At the Last Chance Mine ruins, turn west, pick up the Cottonwood Trail and descend to a seasonal spring. Tank up on water and camp here, or hike further down Cottonwood Canyon's rim and look for a dispersed spot. Explore the canyon down to an impassable pouroff.
Next morning, trace the rim of the ever-deepening canyon to the Tonto Trail, and turn west. This trail, which you'll hike for the next 12-plus miles, yields fantastic mid-canyon views every step of the way. Looking toward the north Rim, you can spot Wotan Throne and Vishnu Temple. The five miles around Grapevine Creek (this hike's only year-round water source) describes a boot shape when viewed from above. Camp near the heel, with good access to water.
Next day, walk out to the rim of the Inner Gorge, looking upstream to the Grapevine Rapids. Your next seasonal water source is Boulder Creek. Fill reservoirs, and continue to a flat site between Boulder and Lone Tree Canyons.

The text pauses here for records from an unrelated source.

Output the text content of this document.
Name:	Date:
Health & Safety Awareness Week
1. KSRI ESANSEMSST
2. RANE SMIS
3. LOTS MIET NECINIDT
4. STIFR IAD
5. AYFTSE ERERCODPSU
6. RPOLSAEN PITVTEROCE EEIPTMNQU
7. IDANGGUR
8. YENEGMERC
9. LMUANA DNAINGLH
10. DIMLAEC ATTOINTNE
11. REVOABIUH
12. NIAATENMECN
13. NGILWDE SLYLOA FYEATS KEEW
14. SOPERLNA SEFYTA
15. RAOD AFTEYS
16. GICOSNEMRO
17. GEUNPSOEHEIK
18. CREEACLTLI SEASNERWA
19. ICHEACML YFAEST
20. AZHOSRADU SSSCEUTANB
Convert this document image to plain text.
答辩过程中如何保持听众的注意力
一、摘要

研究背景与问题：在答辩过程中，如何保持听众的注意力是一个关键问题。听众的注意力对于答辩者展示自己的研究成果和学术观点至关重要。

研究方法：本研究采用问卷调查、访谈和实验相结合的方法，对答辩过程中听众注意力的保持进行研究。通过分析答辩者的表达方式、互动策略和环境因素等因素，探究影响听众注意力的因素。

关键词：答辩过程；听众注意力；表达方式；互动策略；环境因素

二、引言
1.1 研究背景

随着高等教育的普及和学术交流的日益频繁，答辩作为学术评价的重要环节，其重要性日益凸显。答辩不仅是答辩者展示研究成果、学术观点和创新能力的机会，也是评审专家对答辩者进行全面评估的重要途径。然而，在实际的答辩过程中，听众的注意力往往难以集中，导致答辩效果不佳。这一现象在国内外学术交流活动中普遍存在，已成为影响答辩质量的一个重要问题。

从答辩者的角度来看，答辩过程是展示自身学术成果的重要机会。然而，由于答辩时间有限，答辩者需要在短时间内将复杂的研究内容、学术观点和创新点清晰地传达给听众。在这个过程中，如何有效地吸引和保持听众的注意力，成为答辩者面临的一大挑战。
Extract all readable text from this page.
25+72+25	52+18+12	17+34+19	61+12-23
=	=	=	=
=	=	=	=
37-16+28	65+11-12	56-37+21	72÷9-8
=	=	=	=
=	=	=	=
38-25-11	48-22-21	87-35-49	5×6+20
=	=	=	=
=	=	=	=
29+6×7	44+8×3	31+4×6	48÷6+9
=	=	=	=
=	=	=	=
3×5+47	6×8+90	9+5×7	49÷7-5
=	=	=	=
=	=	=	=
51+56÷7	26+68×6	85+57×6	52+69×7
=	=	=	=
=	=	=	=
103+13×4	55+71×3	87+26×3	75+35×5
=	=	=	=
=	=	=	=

On your final day, drink deeply from Boulder Creek (treat the water from this seasonal spring and all sources, of course) and fill every bottle you have, this is the last chance to get water before the long ascent back to the South Rim. Pick up the South Kaibab Trail just north of The Tipoff (with bathrooms and an emergency phone) and start the ascent, which passes O'Neill Butte, climbs along Cedar Ridge and finally ends at the South Kaibab trailhead.
Season March to May and October to November. Inner canyon temps ?from June to September are often above 100°F.
Key gear Wide-brim hat and six liters of water storage
Map/book Trails Illustrated Grand Canyon ($12, natgeomaps .com). Hiking Grand Canyon National Park, 3rd Edition, by Ron Adkinson and Ben Adkinson ($19, falcon.com)
Permits $10 per permit, plus $5/person per night. Apply (nps.gov/grca/planyourvisit/backcountry-permit.htm) on the first of the month four months prior to your hike date (e.g., June 1 for a hike beginning in Nov.) and fax it to (928) 638-2125.
Water There are four water sources along this route, and only Grapevine Creek (mile 8.8) flows year-round. The other sources—Cottonwood Creek (mile 3.3), Boulder Creek (mile 14.2), and Lone Tree Creek (mile 17.1)—usually dry up by June.